Satellite image processing, atmospheric radiative transfer, remote sensing algorithms, atmospheric physical processes. Principal component analysis and dimensional reduction of high-dimensional observational datasets. Physical and empirical estimation techniques, including optimal estimation; measurement theory. Principles of stereophotogrammetry.
Techniques Grant Petty Uses:
Ad hoc, heuristic, intuitive, experimental, and/or numerical simulation.
Grant Petty's Problem Solving Skills:
satellite image analysis
scientific programming (C, Fortran, Python)
commercial UAV/drone pilot
reviewer of journal articles and science proposals
Grant Petty's Problem Solving Experience:
I developed a novel unsupervised classification algorithm based on pairwise similarities among the members of a multidimensional data set.
In the era before terabyte-sized hard disk drives, I developed a C-language program for treating an open-ended collection of sequential magnetic tapes as a virtual random-access storage device.
I wrote a Python program for automating the creation and management of invoices for online book orders.

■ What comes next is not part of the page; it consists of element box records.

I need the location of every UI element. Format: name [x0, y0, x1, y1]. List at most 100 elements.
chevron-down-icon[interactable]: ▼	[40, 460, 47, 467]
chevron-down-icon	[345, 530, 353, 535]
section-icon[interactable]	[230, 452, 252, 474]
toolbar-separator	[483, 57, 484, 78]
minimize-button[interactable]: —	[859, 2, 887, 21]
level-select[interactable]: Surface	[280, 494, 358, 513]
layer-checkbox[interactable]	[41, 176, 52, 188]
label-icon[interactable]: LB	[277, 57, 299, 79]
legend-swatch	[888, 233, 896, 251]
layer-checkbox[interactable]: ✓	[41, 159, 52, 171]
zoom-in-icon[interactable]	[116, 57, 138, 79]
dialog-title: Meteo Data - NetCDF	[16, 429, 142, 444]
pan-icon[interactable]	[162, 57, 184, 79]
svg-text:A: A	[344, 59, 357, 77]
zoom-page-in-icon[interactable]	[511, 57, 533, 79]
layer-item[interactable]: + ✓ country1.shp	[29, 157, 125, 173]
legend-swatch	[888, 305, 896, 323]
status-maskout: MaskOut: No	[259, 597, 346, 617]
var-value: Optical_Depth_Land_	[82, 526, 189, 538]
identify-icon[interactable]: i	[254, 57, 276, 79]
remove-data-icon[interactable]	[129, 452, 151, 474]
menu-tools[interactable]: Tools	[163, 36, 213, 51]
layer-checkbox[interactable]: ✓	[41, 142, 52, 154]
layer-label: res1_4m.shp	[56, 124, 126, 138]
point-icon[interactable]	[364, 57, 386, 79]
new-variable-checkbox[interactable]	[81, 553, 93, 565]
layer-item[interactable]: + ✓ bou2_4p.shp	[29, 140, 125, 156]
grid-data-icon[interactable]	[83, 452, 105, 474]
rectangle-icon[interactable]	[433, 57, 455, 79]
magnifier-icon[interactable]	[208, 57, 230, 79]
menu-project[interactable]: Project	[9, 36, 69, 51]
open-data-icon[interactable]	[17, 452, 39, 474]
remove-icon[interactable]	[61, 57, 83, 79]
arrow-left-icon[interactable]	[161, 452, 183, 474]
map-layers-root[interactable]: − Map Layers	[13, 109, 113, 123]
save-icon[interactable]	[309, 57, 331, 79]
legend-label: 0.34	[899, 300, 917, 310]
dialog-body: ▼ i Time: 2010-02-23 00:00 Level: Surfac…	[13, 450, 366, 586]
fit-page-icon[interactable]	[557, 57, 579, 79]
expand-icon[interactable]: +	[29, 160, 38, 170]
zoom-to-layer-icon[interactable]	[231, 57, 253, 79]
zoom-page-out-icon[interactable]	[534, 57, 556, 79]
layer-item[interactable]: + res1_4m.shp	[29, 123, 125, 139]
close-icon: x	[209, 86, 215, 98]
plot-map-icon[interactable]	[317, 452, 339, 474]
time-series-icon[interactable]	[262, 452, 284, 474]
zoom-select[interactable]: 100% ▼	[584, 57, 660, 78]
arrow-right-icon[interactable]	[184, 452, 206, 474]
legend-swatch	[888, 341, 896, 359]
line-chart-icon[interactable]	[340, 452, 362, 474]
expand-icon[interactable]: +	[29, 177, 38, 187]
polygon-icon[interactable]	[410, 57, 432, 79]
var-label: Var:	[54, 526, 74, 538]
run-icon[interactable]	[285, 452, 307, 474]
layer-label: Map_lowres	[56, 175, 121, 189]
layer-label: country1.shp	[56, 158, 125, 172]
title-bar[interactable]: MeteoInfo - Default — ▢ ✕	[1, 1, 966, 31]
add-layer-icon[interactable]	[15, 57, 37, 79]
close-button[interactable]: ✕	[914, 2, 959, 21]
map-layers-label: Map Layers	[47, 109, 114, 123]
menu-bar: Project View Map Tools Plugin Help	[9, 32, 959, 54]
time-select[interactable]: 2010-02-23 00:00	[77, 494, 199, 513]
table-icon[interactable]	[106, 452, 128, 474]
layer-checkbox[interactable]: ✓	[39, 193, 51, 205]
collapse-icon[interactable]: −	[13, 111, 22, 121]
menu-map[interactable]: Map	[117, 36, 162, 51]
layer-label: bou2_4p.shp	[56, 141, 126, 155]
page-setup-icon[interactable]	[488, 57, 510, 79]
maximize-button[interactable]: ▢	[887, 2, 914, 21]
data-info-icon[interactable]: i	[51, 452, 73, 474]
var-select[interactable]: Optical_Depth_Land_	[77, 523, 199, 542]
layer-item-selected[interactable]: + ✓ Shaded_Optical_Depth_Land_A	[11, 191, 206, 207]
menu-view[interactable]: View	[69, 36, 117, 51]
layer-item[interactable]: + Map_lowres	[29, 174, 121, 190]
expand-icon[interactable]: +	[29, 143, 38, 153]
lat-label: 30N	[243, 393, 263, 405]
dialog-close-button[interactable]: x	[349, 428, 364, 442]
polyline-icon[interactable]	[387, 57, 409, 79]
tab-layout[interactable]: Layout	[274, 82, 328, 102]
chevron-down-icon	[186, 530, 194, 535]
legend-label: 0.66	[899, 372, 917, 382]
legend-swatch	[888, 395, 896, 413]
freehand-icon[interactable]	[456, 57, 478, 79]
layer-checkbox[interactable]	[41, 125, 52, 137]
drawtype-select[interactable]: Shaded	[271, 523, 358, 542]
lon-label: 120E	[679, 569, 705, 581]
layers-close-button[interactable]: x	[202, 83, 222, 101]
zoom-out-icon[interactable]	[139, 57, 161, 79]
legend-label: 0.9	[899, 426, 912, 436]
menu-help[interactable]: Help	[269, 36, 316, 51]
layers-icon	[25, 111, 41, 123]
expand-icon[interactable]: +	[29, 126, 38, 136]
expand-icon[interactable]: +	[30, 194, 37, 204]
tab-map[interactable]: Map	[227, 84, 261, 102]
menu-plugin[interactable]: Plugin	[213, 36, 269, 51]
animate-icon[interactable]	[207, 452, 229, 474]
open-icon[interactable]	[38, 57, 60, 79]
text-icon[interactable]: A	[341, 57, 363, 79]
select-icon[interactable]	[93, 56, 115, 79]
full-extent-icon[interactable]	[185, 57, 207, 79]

I built a 2.6m autonomous fixed-wing drone for making meteorological measurements.
I developed a new technique for estimating rainfall from satellite multifrequency microwave observations of the global atmosphere and published results showing that it performs significantly better than the then-standard algorithm.
I developed a theoretical concept for measuring the mass of falling precipitation particles using soft x-rays.
I started an independent textbook publishing business that currently ships well over 1,000 books per year, including two of my own titles and three titles by other authors.
I built and fly a manned ultralight airplane for use in meteorological research.
I published a paper presenting the first calculations of scattering of microwave energy from realistic aggregated snowflakes.
I developed a method for measuring above-surface winds by photogrammetrically tracking balloons with pro-sumer grade cameras.
As a graduate student, I wrote a 10,000+ line C custom program for interactive display and analysis of satellite microwave images.
For my Ph.D. dissertation, I developed a self-contained parametric model for the response of a particular satellite microwave radiometer to atmospheric state.